Now, the problem is that true reformers, community activists and those closest to the painful realities of American cities, have been pushed into a corner, have found ourselves reacting to the Duncan-Rhee-Gates-Guggenheim offensive by falling back to a defense of teachers unions, a defense of good work done in schools, a reminder of the painful impacts of poverty. We have been pushed back to a place where we sound like we are defending the status quo. And we are not, by a long shot. We are disgusted by the slow and impeding bureaucracies, by the militarization and emiseration, and by the impersonal regimentation of America's factory model schools. Instead of allowing Arne Duncan to paint us as the reactionaries, the ones who are defending the awful way things are, we must continue to press our demands, best vision, our best hopes for education that really matters.

In a piece I did this week for the Washington Spectator, I suggested a few points that have been key to honest education reform. These are points which we must hold on to now to take back the debate:

  • Reform demands empowered communities -- not passive recipients of charity from above, but communities that demand the resources and freedom to pursue their deep interests. We need more Freirian, transformative education, not top-down command mandates.
  • Reform insists that children must be loved and, yes, cared for; they need to be supported through community construction, rites of passage, and the development of life goals.
  • Reform means a curriculum of inquiry, questioning, critical thinking, curiosity, imagination. It emphasizes civic discussion, and social ethics. It places a high priority on music and the arts as well as new digital media. It demands assessments that reflect the complexity and reality of student performance in schools -- not standardized tests but projects, portfolios, and actual work in the real world.
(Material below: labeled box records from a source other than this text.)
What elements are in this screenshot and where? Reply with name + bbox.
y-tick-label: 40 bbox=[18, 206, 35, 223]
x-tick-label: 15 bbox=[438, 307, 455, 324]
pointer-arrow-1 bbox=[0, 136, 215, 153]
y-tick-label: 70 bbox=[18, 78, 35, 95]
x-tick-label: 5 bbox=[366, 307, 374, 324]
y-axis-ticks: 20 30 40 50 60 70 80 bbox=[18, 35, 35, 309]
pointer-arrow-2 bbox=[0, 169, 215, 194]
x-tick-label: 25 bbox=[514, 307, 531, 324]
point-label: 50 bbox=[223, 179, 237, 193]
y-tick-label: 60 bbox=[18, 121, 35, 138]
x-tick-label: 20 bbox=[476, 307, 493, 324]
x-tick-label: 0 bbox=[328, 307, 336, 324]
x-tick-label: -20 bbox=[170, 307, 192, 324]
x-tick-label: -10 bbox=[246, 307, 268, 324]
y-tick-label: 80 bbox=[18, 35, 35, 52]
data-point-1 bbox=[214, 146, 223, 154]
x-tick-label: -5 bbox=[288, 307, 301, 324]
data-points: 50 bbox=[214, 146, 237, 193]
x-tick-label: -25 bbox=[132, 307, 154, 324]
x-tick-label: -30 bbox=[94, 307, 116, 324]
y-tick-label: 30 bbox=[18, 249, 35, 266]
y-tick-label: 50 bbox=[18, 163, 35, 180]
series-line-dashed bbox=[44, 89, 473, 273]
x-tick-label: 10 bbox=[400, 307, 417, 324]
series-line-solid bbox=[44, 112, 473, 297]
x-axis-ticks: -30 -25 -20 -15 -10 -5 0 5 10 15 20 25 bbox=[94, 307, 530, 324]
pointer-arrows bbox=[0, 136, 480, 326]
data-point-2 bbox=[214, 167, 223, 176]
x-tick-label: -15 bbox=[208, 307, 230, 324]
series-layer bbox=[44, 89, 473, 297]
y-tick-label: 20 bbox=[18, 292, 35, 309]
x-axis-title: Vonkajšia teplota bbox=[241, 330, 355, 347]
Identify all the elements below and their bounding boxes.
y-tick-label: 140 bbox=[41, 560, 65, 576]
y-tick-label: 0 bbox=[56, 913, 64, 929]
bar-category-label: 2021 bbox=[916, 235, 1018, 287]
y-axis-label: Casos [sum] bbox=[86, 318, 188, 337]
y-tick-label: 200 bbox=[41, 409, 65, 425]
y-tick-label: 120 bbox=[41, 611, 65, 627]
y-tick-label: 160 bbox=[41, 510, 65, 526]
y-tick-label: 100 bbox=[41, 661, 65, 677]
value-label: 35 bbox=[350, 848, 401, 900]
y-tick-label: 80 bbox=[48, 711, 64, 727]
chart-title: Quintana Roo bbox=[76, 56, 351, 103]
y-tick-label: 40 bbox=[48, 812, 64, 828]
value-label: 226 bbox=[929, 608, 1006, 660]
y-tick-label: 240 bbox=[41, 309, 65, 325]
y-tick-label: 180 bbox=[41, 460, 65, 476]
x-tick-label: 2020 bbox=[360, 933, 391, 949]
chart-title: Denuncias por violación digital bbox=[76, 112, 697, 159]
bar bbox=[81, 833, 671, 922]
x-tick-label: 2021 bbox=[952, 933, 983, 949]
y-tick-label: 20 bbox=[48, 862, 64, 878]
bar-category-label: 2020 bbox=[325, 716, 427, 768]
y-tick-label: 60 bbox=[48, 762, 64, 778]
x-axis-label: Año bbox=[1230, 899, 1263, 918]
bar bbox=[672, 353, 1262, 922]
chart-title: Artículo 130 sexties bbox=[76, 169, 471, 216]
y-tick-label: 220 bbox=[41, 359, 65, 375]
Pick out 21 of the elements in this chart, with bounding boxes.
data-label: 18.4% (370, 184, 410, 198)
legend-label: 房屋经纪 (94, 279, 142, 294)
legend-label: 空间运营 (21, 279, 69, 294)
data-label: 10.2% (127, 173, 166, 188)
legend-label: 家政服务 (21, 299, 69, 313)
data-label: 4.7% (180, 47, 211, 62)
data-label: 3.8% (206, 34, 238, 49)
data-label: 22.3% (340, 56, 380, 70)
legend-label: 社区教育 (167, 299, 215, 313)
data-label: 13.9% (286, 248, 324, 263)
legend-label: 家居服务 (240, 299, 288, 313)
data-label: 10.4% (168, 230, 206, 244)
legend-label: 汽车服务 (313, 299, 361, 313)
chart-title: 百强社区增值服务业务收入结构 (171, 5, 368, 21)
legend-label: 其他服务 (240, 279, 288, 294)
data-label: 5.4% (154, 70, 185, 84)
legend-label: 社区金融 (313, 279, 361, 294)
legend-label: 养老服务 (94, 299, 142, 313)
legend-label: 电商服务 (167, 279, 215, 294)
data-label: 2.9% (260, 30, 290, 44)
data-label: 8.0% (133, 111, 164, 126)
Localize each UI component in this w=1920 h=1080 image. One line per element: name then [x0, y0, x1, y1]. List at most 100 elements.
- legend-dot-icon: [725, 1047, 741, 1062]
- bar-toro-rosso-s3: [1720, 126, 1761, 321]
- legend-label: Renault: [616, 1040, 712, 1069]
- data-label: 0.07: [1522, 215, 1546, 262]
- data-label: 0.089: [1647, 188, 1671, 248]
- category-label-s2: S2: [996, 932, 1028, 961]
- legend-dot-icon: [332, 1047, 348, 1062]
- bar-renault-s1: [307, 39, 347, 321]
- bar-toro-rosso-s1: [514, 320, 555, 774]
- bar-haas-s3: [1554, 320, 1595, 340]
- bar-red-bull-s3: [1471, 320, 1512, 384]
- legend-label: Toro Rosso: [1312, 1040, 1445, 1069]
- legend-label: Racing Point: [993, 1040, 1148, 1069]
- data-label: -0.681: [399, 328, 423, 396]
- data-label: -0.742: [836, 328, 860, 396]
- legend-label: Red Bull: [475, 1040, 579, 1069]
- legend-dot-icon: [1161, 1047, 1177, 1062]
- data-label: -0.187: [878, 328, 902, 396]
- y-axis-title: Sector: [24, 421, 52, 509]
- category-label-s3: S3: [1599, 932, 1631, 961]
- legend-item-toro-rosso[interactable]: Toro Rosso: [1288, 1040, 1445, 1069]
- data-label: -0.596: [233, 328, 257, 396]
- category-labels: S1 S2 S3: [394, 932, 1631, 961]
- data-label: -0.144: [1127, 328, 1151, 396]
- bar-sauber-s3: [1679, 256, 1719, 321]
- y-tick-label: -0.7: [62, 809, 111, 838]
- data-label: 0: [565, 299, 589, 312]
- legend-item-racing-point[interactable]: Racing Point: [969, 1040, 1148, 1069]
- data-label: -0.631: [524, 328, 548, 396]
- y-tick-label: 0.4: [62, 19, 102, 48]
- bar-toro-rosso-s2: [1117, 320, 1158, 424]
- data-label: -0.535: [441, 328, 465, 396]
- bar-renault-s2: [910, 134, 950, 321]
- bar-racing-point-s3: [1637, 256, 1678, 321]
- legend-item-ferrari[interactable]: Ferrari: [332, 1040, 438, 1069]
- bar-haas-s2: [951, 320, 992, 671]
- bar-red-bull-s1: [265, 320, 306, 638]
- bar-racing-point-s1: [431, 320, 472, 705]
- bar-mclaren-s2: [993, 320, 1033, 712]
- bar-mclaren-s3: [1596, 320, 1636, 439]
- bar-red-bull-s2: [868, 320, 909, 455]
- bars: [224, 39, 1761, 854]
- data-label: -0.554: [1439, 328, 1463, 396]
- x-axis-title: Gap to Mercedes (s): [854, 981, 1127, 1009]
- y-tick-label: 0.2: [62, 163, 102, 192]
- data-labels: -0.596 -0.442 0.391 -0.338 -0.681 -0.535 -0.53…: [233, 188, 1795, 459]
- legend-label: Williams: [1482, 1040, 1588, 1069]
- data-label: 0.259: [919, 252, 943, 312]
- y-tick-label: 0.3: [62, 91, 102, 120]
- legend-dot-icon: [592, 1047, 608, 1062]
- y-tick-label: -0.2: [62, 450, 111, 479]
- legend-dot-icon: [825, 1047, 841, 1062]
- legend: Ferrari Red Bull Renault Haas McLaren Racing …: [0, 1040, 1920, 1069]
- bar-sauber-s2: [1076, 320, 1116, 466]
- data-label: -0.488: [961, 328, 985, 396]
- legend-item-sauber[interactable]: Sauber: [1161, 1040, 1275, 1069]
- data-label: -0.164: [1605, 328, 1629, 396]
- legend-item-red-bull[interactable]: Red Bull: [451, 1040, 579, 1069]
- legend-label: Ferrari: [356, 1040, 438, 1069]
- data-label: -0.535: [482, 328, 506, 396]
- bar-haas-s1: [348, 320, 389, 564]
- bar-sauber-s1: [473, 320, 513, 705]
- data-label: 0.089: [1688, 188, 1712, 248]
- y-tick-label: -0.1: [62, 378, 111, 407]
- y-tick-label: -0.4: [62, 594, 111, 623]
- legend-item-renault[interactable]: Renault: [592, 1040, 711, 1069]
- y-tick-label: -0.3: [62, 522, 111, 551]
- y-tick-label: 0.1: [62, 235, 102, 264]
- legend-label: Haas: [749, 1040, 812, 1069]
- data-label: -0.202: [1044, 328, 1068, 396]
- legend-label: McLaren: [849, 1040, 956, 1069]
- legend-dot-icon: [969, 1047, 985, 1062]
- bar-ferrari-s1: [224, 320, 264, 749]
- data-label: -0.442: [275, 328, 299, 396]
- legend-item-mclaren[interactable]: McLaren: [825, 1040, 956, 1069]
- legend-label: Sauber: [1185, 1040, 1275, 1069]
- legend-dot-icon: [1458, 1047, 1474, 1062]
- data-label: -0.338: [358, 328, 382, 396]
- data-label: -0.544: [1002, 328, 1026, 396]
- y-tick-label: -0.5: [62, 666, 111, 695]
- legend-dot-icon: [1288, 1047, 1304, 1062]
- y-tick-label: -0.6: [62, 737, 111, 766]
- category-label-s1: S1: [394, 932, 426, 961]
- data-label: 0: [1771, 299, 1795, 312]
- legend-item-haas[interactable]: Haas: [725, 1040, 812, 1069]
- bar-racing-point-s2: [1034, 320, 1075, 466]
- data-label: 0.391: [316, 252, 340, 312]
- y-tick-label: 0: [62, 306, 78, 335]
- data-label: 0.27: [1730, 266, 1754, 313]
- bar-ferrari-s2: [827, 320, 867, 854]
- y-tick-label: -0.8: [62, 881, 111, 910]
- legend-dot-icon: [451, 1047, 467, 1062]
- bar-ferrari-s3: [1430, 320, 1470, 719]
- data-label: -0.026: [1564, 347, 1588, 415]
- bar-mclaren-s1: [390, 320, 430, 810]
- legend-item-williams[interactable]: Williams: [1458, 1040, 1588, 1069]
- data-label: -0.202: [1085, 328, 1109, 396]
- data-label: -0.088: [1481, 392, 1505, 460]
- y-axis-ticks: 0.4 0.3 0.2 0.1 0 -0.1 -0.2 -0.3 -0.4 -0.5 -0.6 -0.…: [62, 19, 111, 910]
  • Reform means science and math curricula that are meaningful, engaging, and rigorous instead of the dreary regime of memorized formulas and the unscientific notion that we are teaching settled, decontextualized truths.
  • Reform recognizes how crucial it is that society reprioritize allocation of resources, funding education and recreation for youth. We are not in a time of scarce resources, not if we factor in the trillions wasted on war and prisons -- the shame of our society which is strangling our educational budgets.
  • Reform means real respect for the profession of teaching, supporting collegiality and initiative among teachers while at the same time inviting in a much broader array of community activists, local experts, and treasured elders to the classroom.